Diana runs her index finger absently over the bracelet still wrapped around her wrist. She feels magic thrumming through it, ancient magic that has existed since before her time and will still do when there is no trace of her left in this world. And she wonders if Chief knew. If he knew to keep Steve safe until his time came to return to her. And she says a silent thank you to whatever gods that made it happen, to the stars that needed to align just the right way.
Steve turns around, two mugs filled to the brim in his hands with marshmallows bobbing on the surface. When he spots her, he smiles, and her very soul unfurls in her chest, taking up the space carved out by loneliness and heartache.
He puts the mugs down and walks over to her, his arms sliding around her waist. His grin is cheeky when he glances up, and Diana has a split second to follow his gaze and notice a sprig of mistletoe above their heads before his mouth captures hers.

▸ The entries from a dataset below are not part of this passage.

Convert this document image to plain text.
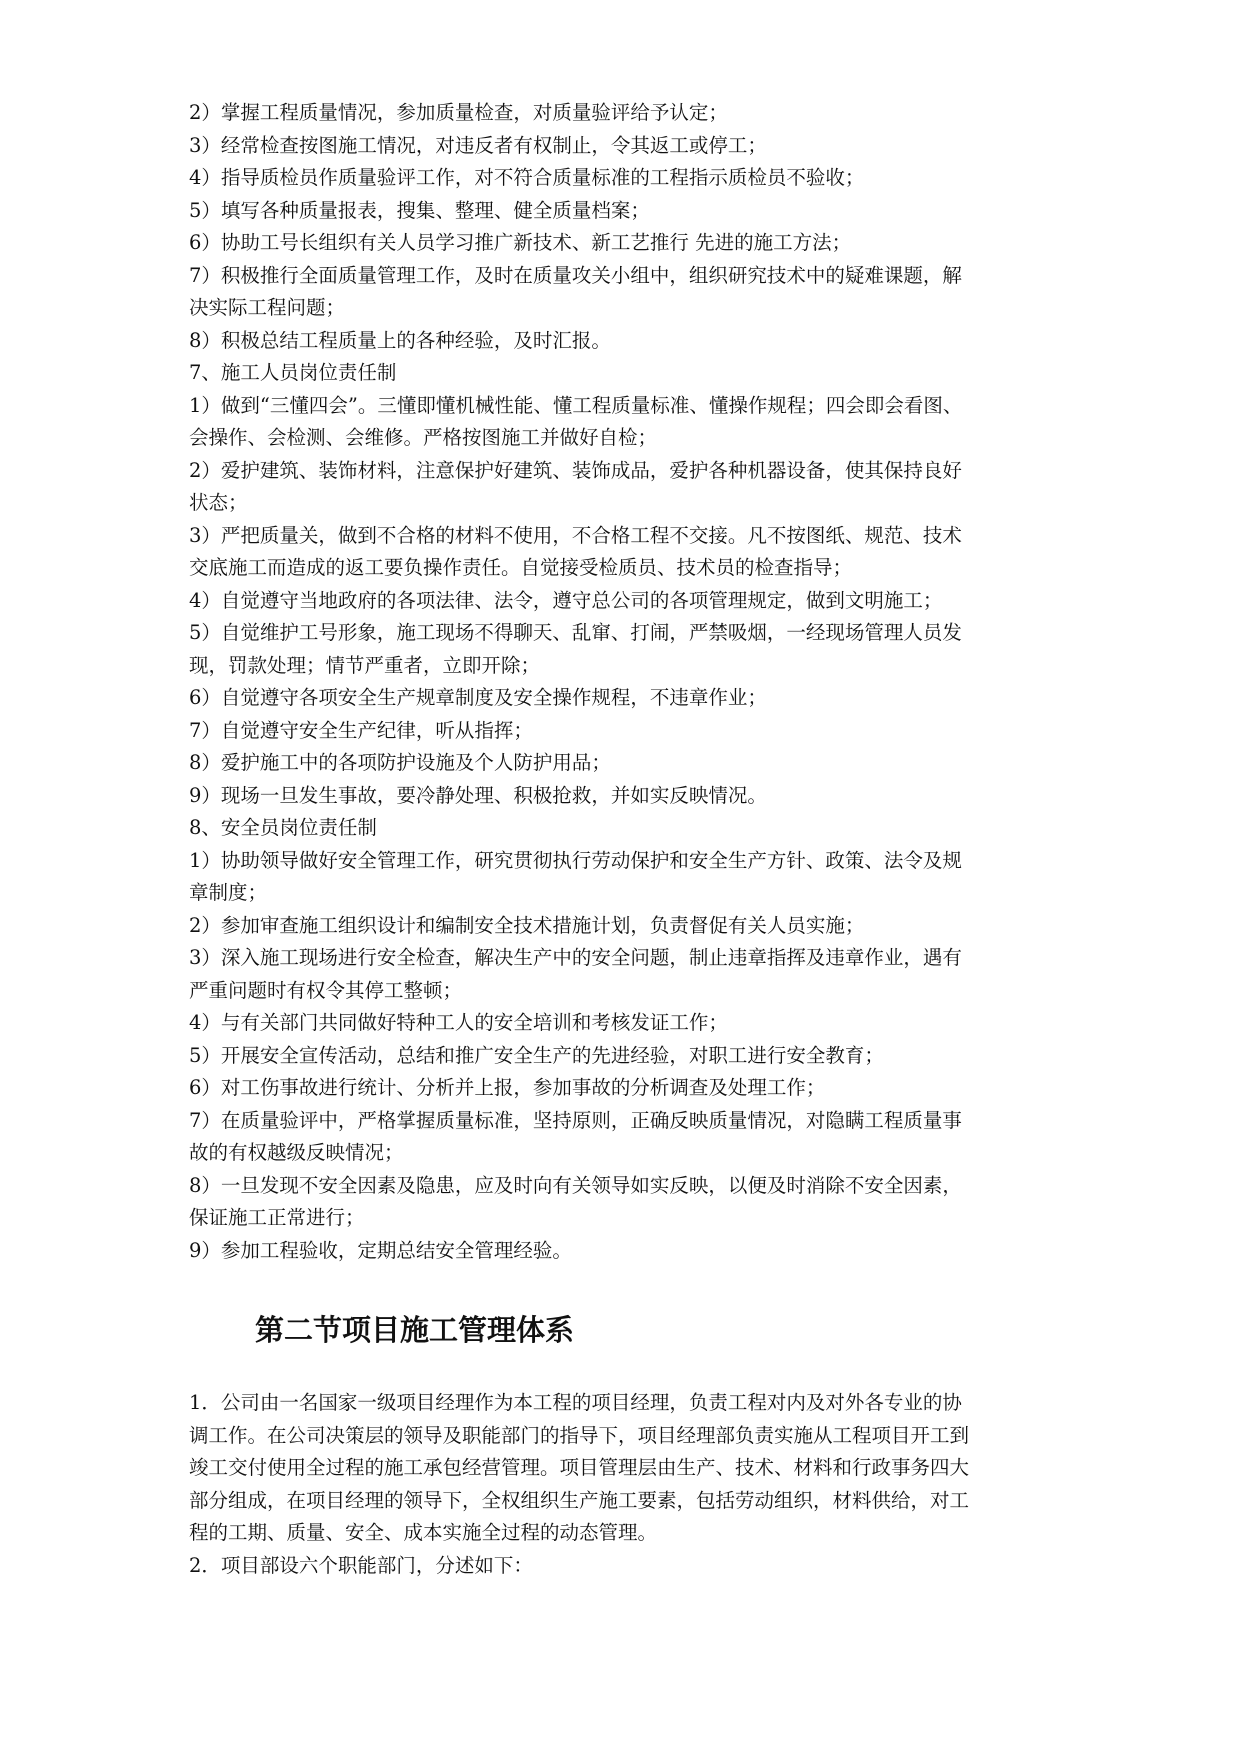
2）掌握工程质量情况，参加质量检查，对质量验评给予认定；

3）经常检查按图施工情况，对违反者有权制止，令其返工或停工；

4）指导质检员作质量验评工作，对不符合质量标准的工程指示质检员不验收；

5）填写各种质量报表，搜集、整理、健全质量档案；

6）协助工号长组织有关人员学习推广新技术、新工艺推行 先进的施工方法；

7）积极推行全面质量管理工作，及时在质量攻关小组中，组织研究技术中的疑难课题，解

决实际工程问题；

8）积极总结工程质量上的各种经验，及时汇报。

7、施工人员岗位责任制

1）做到“三懂四会”。三懂即懂机械性能、懂工程质量标准、懂操作规程；四会即会看图、

会操作、会检测、会维修。严格按图施工并做好自检；

2）爱护建筑、装饰材料，注意保护好建筑、装饰成品，爱护各种机器设备，使其保持良好

状态；

3）严把质量关，做到不合格的材料不使用，不合格工程不交接。凡不按图纸、规范、技术

交底施工而造成的返工要负操作责任。自觉接受检质员、技术员的检查指导；

4）自觉遵守当地政府的各项法律、法令，遵守总公司的各项管理规定，做到文明施工；

5）自觉维护工号形象，施工现场不得聊天、乱窜、打闹，严禁吸烟，一经现场管理人员发

现，罚款处理；情节严重者，立即开除；

6）自觉遵守各项安全生产规章制度及安全操作规程，不违章作业；

7）自觉遵守安全生产纪律，听从指挥；

8）爱护施工中的各项防护设施及个人防护用品；

9）现场一旦发生事故，要冷静处理、积极抢救，并如实反映情况。

8、安全员岗位责任制

1）协助领导做好安全管理工作，研究贯彻执行劳动保护和安全生产方针、政策、法令及规

章制度；

2）参加审查施工组织设计和编制安全技术措施计划，负责督促有关人员实施；

3）深入施工现场进行安全检查，解决生产中的安全问题，制止违章指挥及违章作业，遇有

严重问题时有权令其停工整顿；

4）与有关部门共同做好特种工人的安全培训和考核发证工作；

5）开展安全宣传活动，总结和推广安全生产的先进经验，对职工进行安全教育；

6）对工伤事故进行统计、分析并上报，参加事故的分析调查及处理工作；

7）在质量验评中，严格掌握质量标准，坚持原则，正确反映质量情况，对隐瞒工程质量事

故的有权越级反映情况；

8）一旦发现不安全因素及隐患，应及时向有关领导如实反映，以便及时消除不安全因素，

保证施工正常进行；

9）参加工程验收，定期总结安全管理经验。

第二节项目施工管理体系

1．公司由一名国家一级项目经理作为本工程的项目经理，负责工程对内及对外各专业的协

调工作。在公司决策层的领导及职能部门的指导下，项目经理部负责实施从工程项目开工到

竣工交付使用全过程的施工承包经营管理。项目管理层由生产、技术、材料和行政事务四大

部分组成，在项目经理的领导下，全权组织生产施工要素，包括劳动组织，材料供给，对工

程的工期、质量、安全、成本实施全过程的动态管理。

2．项目部设六个职能部门，分述如下：
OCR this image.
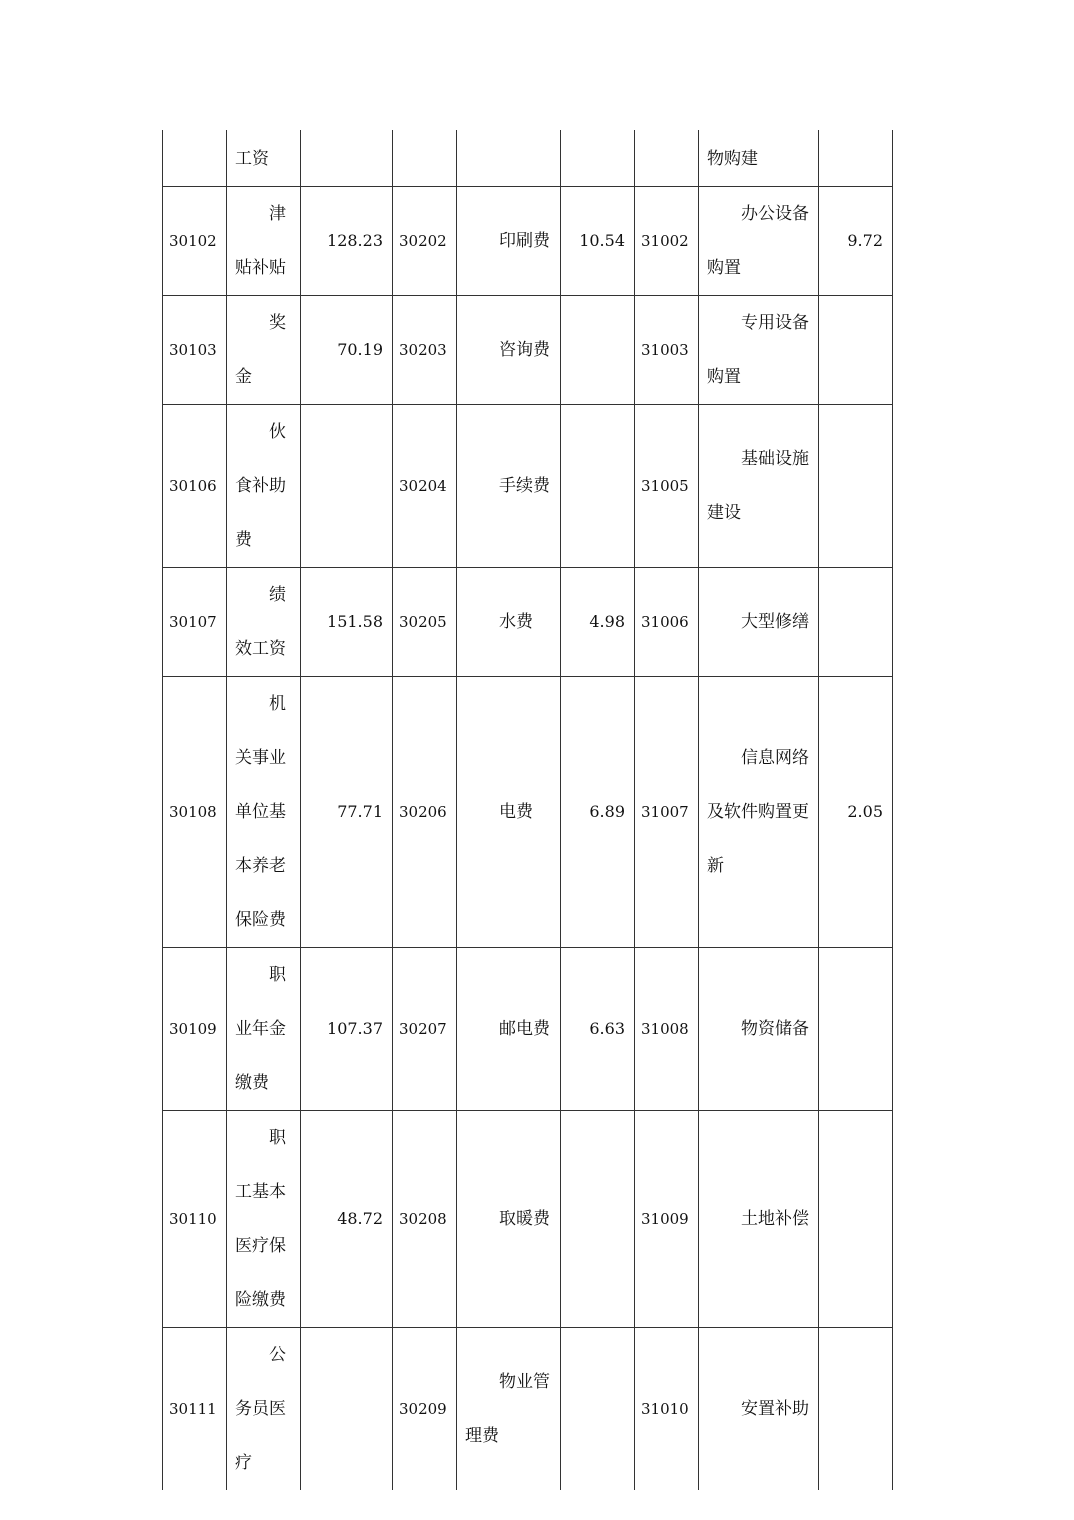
	工资						物购建	

30102	津贴补贴	128.23	30202	印刷费	10.54	31002	办公设备购置	9.72
30103	奖金	70.19	30203	咨询费		31003	专用设备购置	

30106	伙食补助费		30204	手续费		31005	基础设施建设	

30107	绩效工资	151.58	30205	水费	4.98	31006	大型修缮	

30108	机关事业单位基本养老保险费	77.71	30206	电费	6.89	31007	信息网络及软件购置更新	2.05
30109	职业年金缴费	107.37	30207	邮电费	6.63	31008	物资储备	

30110	职工基本医疗保险缴费	48.72	30208	取暖费		31009	土地补偿	

30111	公务员医疗		30209	物业管理费		31010	安置补助	
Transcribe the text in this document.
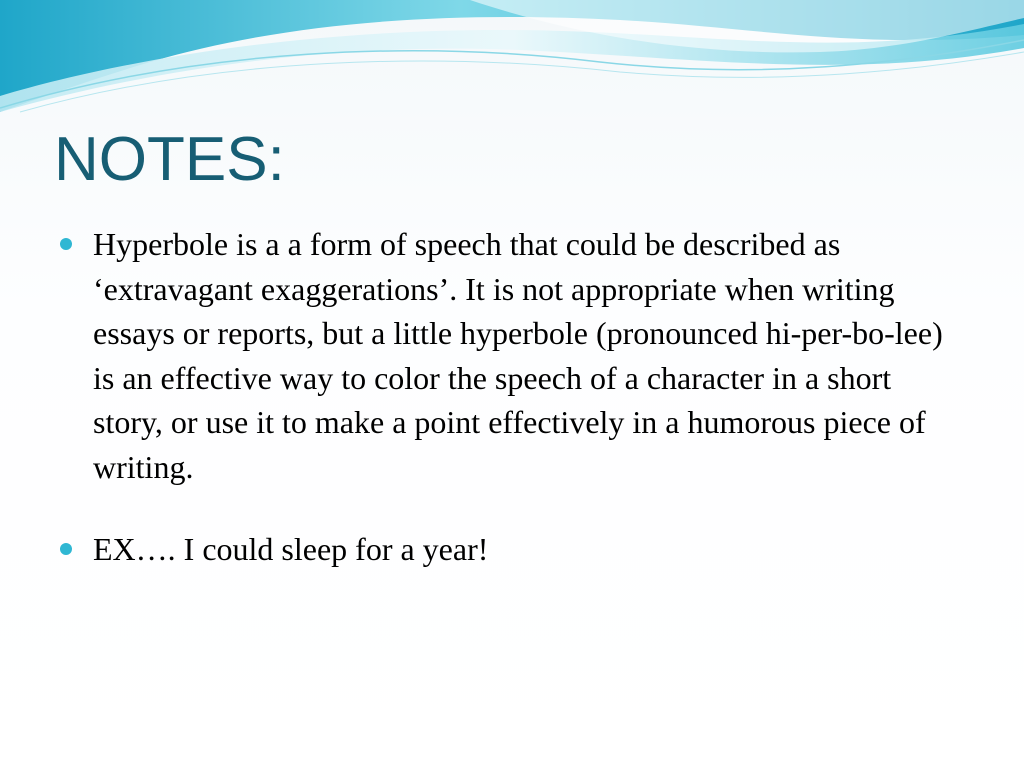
NOTES:
Hyperbole is a a form of speech that could be described as ‘extravagant exaggerations’. It is not appropriate when writing essays or reports, but a little hyperbole (pronounced hi-per-bo-lee) is an effective way to color the speech of a character in a short story, or use it to make a point effectively in a humorous piece of writing.
EX…. I could sleep for a year!
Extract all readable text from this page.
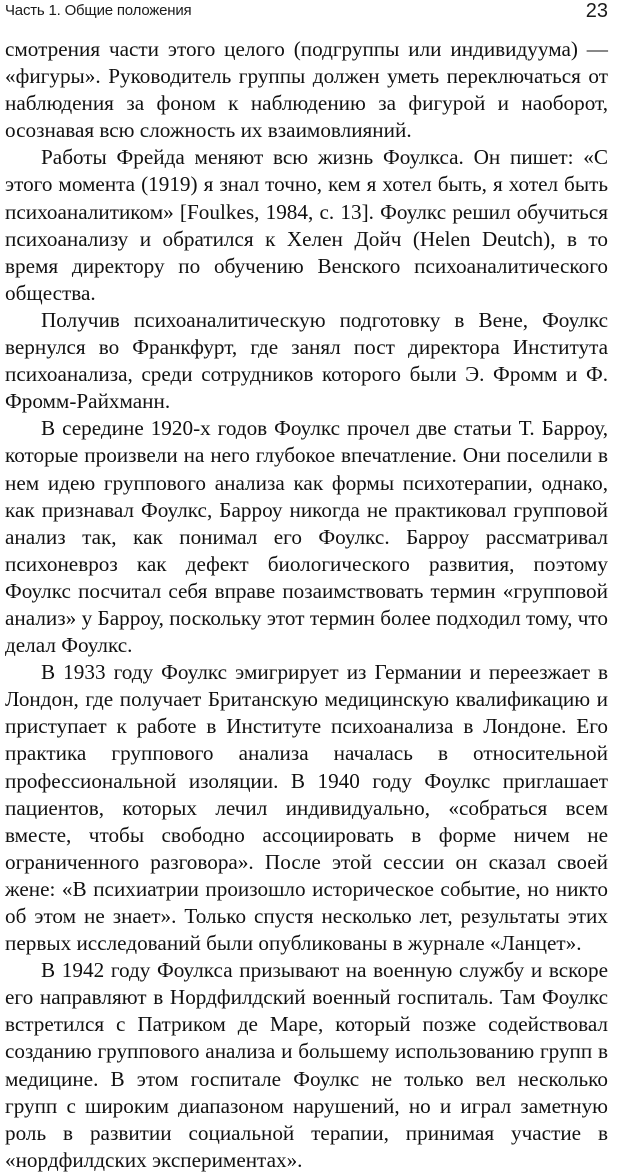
Часть 1. Общие положения	23

смотрения части этого целого (подгруппы или индивидуума) — «фигуры». Руководитель группы должен уметь переключаться от наблюдения за фоном к наблюдению за фигурой и наоборот, осознавая всю сложность их взаимовлияний.

Работы Фрейда меняют всю жизнь Фоулкса. Он пишет: «С этого момента (1919) я знал точно, кем я хотел быть, я хотел быть психоаналитиком» [Foulkes, 1984, с. 13]. Фоулкс решил обучиться психоанализу и обратился к Хелен Дойч (Helen Deutch), в то время директору по обучению Венского психоаналитического общества.

Получив психоаналитическую подготовку в Вене, Фоулкс вернулся во Франкфурт, где занял пост директора Института психоанализа, среди сотрудников которого были Э. Фромм и Ф. Фромм-Райхманн.

В середине 1920-х годов Фоулкс прочел две статьи Т. Барроу, которые произвели на него глубокое впечатление. Они поселили в нем идею группового анализа как формы психотерапии, однако, как признавал Фоулкс, Барроу никогда не практиковал групповой анализ так, как понимал его Фоулкс. Барроу рассматривал психоневроз как дефект биологического развития, поэтому Фоулкс посчитал себя вправе позаимствовать термин «групповой анализ» у Барроу, поскольку этот термин более подходил тому, что делал Фоулкс.

В 1933 году Фоулкс эмигрирует из Германии и переезжает в Лондон, где получает Британскую медицинскую квалификацию и приступает к работе в Институте психоанализа в Лондоне. Его практика группового анализа началась в относительной профессиональной изоляции. В 1940 году Фоулкс приглашает пациентов, которых лечил индивидуально, «собраться всем вместе, чтобы свободно ассоциировать в форме ничем не ограниченного разговора». После этой сессии он сказал своей жене: «В психиатрии произошло историческое событие, но никто об этом не знает». Только спустя несколько лет, результаты этих первых исследований были опубликованы в журнале «Ланцет».

В 1942 году Фоулкса призывают на военную службу и вскоре его направляют в Нордфилдский военный госпиталь. Там Фоулкс встретился с Патриком де Маре, который позже содействовал созданию группового анализа и большему использованию групп в медицине. В этом госпитале Фоулкс не только вел несколько групп с широким диапазоном нарушений, но и играл заметную роль в развитии социальной терапии, принимая участие в «нордфилдских экспериментах».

When he kisses her, she feels safe. Like being lost and finding her way back to where she belongs.
“Merry Christmas,” Steve whispers when he leans back, and she can’t help but smile, her heart so full it might burst.
“How many of those did you put around the house, Steve?” She asks because it’s not the first mistletoe she’s come upon and she doubts that it’s the last one, either.
Not that she minds it, all things considered.
“Hey, it’s a tradition,” he protests without answering her question. “It’s what people do…” when they have no wars to fight. He trails off, and she feels like she is drowning and soaring all at once.
Man’s world finally feels like home.